Darwin'in tüberkülü - Darwin's tubercle
Darwin'in tüberkülü | |
---|---|
Ayrıntılar | |
tanımlayıcılar | |
Latince | tüberkülum kulak kepçesi |
TA98 | A15.3.01.020 |
TA2 | 194 |
FMA | 61151 |
Anatomik terminoloji |
Darwin'in tüberkülü (veya aurikular tüberkül ), genellikle üst ve orta üçte birlik kısımların birleştiği yerde sarmal üzerinde bir kalınlaşma olarak ortaya çıkan doğuştan gelen bir kulak rahatsızlığıdır .
Tarih
Bu atavistik özellik, açıklamasının ilk olarak Charles Darwin tarafından The Descent of Man, and Selection in Relation to Sex'in ilk sayfalarında, sivri kulaklı primatlar arasındaki ortak ataya işaret eden körelmiş bir özelliğin kanıtı olarak yayımlanmasından dolayı adlandırılmıştır . Ancak Darwin , onu heykellerinden birinde tasvir eden ve ilk önce bunun atavistik bir özellik olduğunu teorileştiren İngiliz bir heykeltıraş olan Thomas Woolner'dan sonra, kendisine Woolnerian ucu adını verdi .
yaygınlık
Bu özellik, İspanyol yetişkin nüfusunun yaklaşık %10,4'ünde, Hindistan'daki yetişkinlerin %40'ında ve İsveçli okul çocuklarının %58'inde mevcuttur. Bu akuminat nodül, memeli kulağının ucunu temsil eder . Özellik potansiyel olarak iki taraflı olabilir, yani her iki kulakta da bulunur veya tek kulakta olduğu yerde tek taraflı olabilir. İki taraflı veya tek taraflı ifadenin nüfusla veya diğer faktörlerle ilgili olup olmadığına dair karışık kanıtlar vardır.

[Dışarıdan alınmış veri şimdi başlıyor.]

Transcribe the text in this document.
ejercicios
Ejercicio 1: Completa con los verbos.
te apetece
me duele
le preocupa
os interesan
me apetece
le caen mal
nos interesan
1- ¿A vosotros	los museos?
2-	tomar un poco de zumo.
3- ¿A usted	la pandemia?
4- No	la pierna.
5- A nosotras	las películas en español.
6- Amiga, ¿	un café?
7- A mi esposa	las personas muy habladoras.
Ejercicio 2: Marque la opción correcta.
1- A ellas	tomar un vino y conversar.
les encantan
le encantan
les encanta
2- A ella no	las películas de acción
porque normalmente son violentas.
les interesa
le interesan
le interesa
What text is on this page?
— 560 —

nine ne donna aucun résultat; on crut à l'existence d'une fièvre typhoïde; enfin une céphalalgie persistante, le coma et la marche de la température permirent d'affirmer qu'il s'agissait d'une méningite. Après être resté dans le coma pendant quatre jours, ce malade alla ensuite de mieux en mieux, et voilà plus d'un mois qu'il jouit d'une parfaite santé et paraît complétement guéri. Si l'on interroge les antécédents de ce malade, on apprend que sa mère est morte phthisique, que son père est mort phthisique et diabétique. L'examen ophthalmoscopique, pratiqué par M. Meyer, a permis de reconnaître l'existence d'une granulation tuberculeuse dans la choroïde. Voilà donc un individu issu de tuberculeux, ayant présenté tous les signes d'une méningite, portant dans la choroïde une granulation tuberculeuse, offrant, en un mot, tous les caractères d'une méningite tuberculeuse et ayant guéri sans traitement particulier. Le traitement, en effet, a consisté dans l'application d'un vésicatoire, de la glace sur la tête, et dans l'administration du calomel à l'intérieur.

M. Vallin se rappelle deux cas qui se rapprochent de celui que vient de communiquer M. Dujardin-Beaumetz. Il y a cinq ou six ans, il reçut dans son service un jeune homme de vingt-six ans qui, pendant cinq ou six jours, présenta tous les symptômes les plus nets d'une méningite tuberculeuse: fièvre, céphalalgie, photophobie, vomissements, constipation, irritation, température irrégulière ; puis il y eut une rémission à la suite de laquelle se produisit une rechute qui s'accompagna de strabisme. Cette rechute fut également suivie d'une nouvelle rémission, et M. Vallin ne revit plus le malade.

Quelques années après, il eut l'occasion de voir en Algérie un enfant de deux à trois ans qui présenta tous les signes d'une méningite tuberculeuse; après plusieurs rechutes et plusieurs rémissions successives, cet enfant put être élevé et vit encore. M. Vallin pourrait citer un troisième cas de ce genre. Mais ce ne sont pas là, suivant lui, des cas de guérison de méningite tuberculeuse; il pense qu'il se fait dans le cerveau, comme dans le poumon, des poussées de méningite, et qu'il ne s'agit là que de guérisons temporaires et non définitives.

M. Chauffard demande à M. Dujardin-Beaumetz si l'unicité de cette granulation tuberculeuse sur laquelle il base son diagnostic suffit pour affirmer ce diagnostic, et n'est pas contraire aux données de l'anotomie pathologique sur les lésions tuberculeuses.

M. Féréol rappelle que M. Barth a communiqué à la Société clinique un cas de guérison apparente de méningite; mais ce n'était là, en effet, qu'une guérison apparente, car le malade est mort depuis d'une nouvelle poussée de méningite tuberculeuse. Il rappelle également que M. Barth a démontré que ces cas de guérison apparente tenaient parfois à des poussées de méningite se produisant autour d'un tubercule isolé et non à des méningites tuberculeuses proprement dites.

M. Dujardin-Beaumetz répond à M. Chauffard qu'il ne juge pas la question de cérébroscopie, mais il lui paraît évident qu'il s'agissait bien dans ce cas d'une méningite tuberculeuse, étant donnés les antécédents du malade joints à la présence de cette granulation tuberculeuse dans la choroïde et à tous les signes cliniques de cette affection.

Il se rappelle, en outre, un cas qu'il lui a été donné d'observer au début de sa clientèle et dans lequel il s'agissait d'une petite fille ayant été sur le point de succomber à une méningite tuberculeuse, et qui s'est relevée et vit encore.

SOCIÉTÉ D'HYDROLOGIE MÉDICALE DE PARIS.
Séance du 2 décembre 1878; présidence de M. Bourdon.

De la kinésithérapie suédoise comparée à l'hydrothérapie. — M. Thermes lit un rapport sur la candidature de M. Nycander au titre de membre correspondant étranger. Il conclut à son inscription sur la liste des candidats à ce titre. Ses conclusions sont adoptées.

Bazı popülasyonlar tam iki taraflı ifade ederken, diğerleri tek taraflı veya iki taraflı ifade edebilir. Bununla birlikte, özelliğin ifadesi ile ilgili olduğu için iki taraflı, tek taraflıdan daha yaygın görünmektedir.
miras
Darwin'in tüberkülünün geninin, bir zamanlar , tam olmayan penetrasyona sahip otozomal baskın bir modelde kalıtıldığı düşünülüyordu , bu da alele (bir genin versiyonuna) sahip olanların mutlaka fenotiple birlikte bulunmayacağı anlamına geliyordu. Bununla birlikte, genetik ve aile çalışmaları, Darwin'in tüberkülünün varlığının, yalnızca genetikten ziyade kişinin çevresinden veya gelişimsel kazalardan etkilenme olasılığının daha yüksek olabileceğini göstermiştir. Bu özelliğin cinsel dimorfizm çalışmalarında mı yoksa yaşla ilgili çalışmalarda mı önemli olduğu konusunda net bir tartışma yoktur. Bazı çalışmalarda Darwin'in tüberkülünün cinsiyetle ilişkili olmadığına dair net veriler var. Buna karşılık, diğerleri, bazı popülasyonlarda erkeklerin tüberküloza kadınlardan daha fazla sahip olma eğiliminde olduğu, erkekler ve kadınlar arasında cinsel dimorfizm ile bir korelasyon olduğunu göstermektedir. İki çalışma, yaşlı erkeklerin, yaşlı kadınlardan daha fazla Darwin tüberkülüne sahip olma eğiliminde olduğunu göstermektedir.